Cezaevlerinden her gün yeni bir işkence haberlerinin geldiğini hatırlatan DTK; “Kötü muamele, hak ihlalleri ayyuka çıkmışken son günlerde ardı sıra ölüm haberleri almaktayız. Bilhassa da çocuk ve kadın mahpuslara yönelik işkence ve kötü muamele, taciz uygulamalarında da belirgin bir artış görülmektedir. Her şeyden önce hapishanelerin genel koşulları -barınma, havalandırma, hijyen, sağlık, iletişim, vb. koşullar- kapasitesinin yüzde yüz doluluk oranına yaklaşması nedeniyle ortaya çıkan mekânsal sıkışıklık tüm tutuklu ve hükümlüler üzerinde toplu eziyet etkisi yaratmaktadır. Bununla birlikte özelikle cezaevine giriş sırasında yapılan çıplak aramalar, süngerli oda uygulamaları ve kamerasız kör bölgelerde gerçekleştirilen şiddet, cezaevlerindeki arama ve denetimlerde, avukat ve aile görüşmesine gidiş ve gelişlerde, hastane sevkleri ya da mahkemelere götürülüp getirilirken uygulanan şiddet ve tabi ki izolasyon cezaevlerinde öne çıkan işkence ve kötü muamele uygulamaları olmaktadır” vurgusu yaptı.
ATK’nin kararı öldürüyor
Türkiye ve bölge kentlerindeki cezaevlerinde 300 bine yakın tutuklunun bulunduğunu belirten DTK, açıklamasında, son olarak şunlar ifadelere yer verdi: “En az 2 bin hasta mahpus ve 600’ü aşkın ağır hasta bulunmaktadır. 5 bin mahpus ise 65 yaş üstündedir. 64’ü 2020 yılında olmak üzere son 6 yılda en az 103 tutuklu cezaevinde yaşamını yitirmiştir.

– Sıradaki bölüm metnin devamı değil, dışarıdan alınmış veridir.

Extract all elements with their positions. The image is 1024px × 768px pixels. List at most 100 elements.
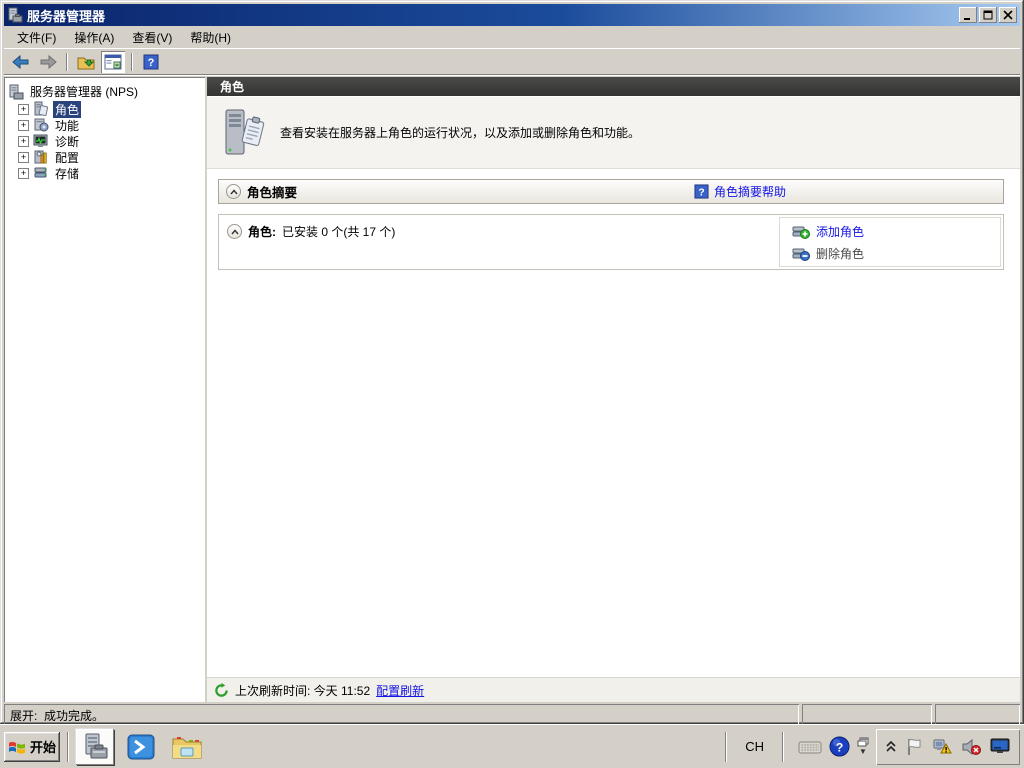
collapse-roles-button[interactable] [227,224,242,239]
roles-count-label: 角色: [248,225,276,239]
taskbar: 开始 CH ? ▼ [0,724,1024,768]
server-manager-window: 服务器管理器 文件(F) 操作(A) 查看(V) 帮助(H) ? 服务器管理器 … [0,0,1024,724]
roles-summary-header: 角色摘要 ? 角色摘要帮助 [218,179,1004,204]
main-panel: 角色 查看安装在服务器上角色的运行状况，以及添加或删除角色和功能。 角色摘要 ?… [207,77,1020,702]
tree-item-roles-label[interactable]: 角色 [53,100,82,118]
window-body: 服务器管理器 (NPS) + 角色 + 功能 + 诊断 + 配置 + 存储 角色… [4,77,1020,702]
tray-help-icon[interactable]: ? [829,736,850,757]
toolbar-options-button[interactable]: ▼ [857,737,869,756]
tree-item-diagnostics[interactable]: + 诊断 [6,133,203,149]
refresh-icon [214,682,229,698]
expand-icon[interactable]: + [18,135,29,147]
menu-action[interactable]: 操作(A) [65,26,123,49]
back-button[interactable] [9,51,33,73]
toolbar-separator [131,52,133,71]
collapse-summary-button[interactable] [226,184,241,199]
start-button[interactable]: 开始 [4,731,60,762]
tray-separator [782,731,784,762]
expand-icon[interactable]: + [18,119,29,131]
window-restore-icon [857,737,869,747]
status-message: 展开: 成功完成。 [4,704,799,726]
menu-view[interactable]: 查看(V) [123,26,181,49]
tree-root-server-manager[interactable]: 服务器管理器 (NPS) [6,82,203,101]
keyboard-icon[interactable] [798,739,822,755]
task-explorer[interactable] [168,729,206,765]
network-warning-icon[interactable] [932,738,952,756]
show-hide-console-tree-button[interactable] [74,51,98,73]
close-button[interactable] [999,7,1017,23]
task-server-manager[interactable] [76,728,114,765]
expand-icon[interactable]: + [18,103,29,115]
menu-bar: 文件(F) 操作(A) 查看(V) 帮助(H) [4,26,1020,49]
svg-text:?: ? [836,740,844,754]
tree-root-label[interactable]: 服务器管理器 (NPS) [28,83,140,100]
svg-text:?: ? [698,187,704,198]
remove-role-icon [792,248,810,261]
roles-actions-box: 添加角色 删除角色 [779,217,1001,267]
roles-content: 角色摘要 ? 角色摘要帮助 角色: 已安装 0 个(共 17 个) 添加角色 删… [207,169,1020,677]
forward-arrow-icon [40,54,57,69]
page-title-bar: 角色 [207,77,1020,97]
status-bar: 展开: 成功完成。 [4,704,1020,726]
chevron-up-icon [229,188,238,194]
toolbar: ? [4,49,1020,75]
help-icon: ? [143,54,159,69]
back-arrow-icon [12,54,29,69]
features-icon [33,117,49,133]
display-settings-icon[interactable] [990,738,1010,755]
tree-item-storage-label[interactable]: 存储 [53,165,81,182]
tree-item-configuration-label[interactable]: 配置 [53,149,81,166]
remove-roles-link[interactable]: 删除角色 [792,245,1000,262]
roles-banner-icon [220,108,266,158]
toolbar-separator [66,52,68,71]
powershell-icon [127,734,155,759]
desktop: 服务器管理器 文件(F) 操作(A) 查看(V) 帮助(H) ? 服务器管理器 … [0,0,1024,768]
menu-help[interactable]: 帮助(H) [181,26,240,49]
menu-file[interactable]: 文件(F) [8,26,65,49]
help-icon: ? [694,184,709,199]
chevron-up-icon [230,228,239,234]
roles-summary-title: 角色摘要 [247,186,298,200]
window-title: 服务器管理器 [27,8,106,24]
refresh-bar: 上次刷新时间: 今天 11:52 配置刷新 [207,677,1020,702]
action-center-flag-icon[interactable] [905,738,923,756]
svg-text:?: ? [148,57,155,69]
tree-item-diagnostics-label[interactable]: 诊断 [53,133,81,150]
titlebar[interactable]: 服务器管理器 [4,4,1020,26]
notification-area [876,729,1020,765]
start-label: 开始 [29,740,56,755]
add-roles-link[interactable]: 添加角色 [792,223,1000,240]
console-panes-button[interactable] [101,50,125,73]
tree-item-storage[interactable]: + 存储 [6,165,203,181]
roles-summary-help-link[interactable]: ? 角色摘要帮助 [694,183,996,200]
add-role-icon [792,226,810,239]
configuration-icon [33,149,49,165]
forward-button[interactable] [36,51,60,73]
volume-muted-icon[interactable] [961,738,981,756]
language-indicator[interactable]: CH [741,739,768,754]
tray-separator [725,731,728,762]
windows-logo-icon [8,741,25,754]
tree-item-features[interactable]: + 功能 [6,117,203,133]
diagnostics-icon [33,133,49,149]
last-refresh-time: 上次刷新时间: 今天 11:52 [235,683,371,698]
server-manager-node-icon [8,84,24,100]
maximize-button[interactable] [979,7,997,23]
tree-item-features-label[interactable]: 功能 [53,117,81,134]
console-tree-panel[interactable]: 服务器管理器 (NPS) + 角色 + 功能 + 诊断 + 配置 + 存储 [4,77,205,702]
help-button[interactable]: ? [139,51,163,73]
expand-icon[interactable]: + [18,167,29,179]
taskbar-separator [67,731,69,762]
show-hidden-icons-button[interactable] [886,740,896,753]
tree-item-configuration[interactable]: + 配置 [6,149,203,165]
roles-description: 查看安装在服务器上角色的运行状况，以及添加或删除角色和功能。 [280,126,641,140]
configure-refresh-link[interactable]: 配置刷新 [376,682,424,699]
roles-banner: 查看安装在服务器上角色的运行状况，以及添加或删除角色和功能。 [207,97,1020,169]
expand-icon[interactable]: + [18,151,29,163]
roles-count-status: 已安装 0 个(共 17 个) [282,225,396,239]
minimize-button[interactable] [959,7,977,23]
page-title: 角色 [220,80,245,94]
system-tray: CH ? ▼ [718,729,1020,765]
tree-item-roles[interactable]: + 角色 [6,100,203,118]
task-powershell[interactable] [122,729,160,765]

Ağır Hasta mahpuslar tüm başvurularına sağlık kuruluşlarından aldıkları cezaevinde kalamaz raporlarına rağmen ATK’nin hiç bir bilimsel, tıbbi boyutu olmayan hukuksal dayanaktan yoksun vicdani ve ahlaki olmayan siyasi kararlarıyla yaşam hakları ihlal edilerek tahliye edilmemektedirler. Halkımızı siyasi tutsaklarla dayanışmaya tecride karşı birlikte örgütlenmeye çağırıyor ve bir kez daha iktidarı uyarıyor, çağrıda bulunuyoruz başta yaşlı, ağır hasta tutsaklar olmak üzere siyasi tutsaklar derhal serbest bırakılmalıdır. Ve tüm siyasi tutsaklar üzerindeki işkence ve tecrit koşullarına son verilmelidir.”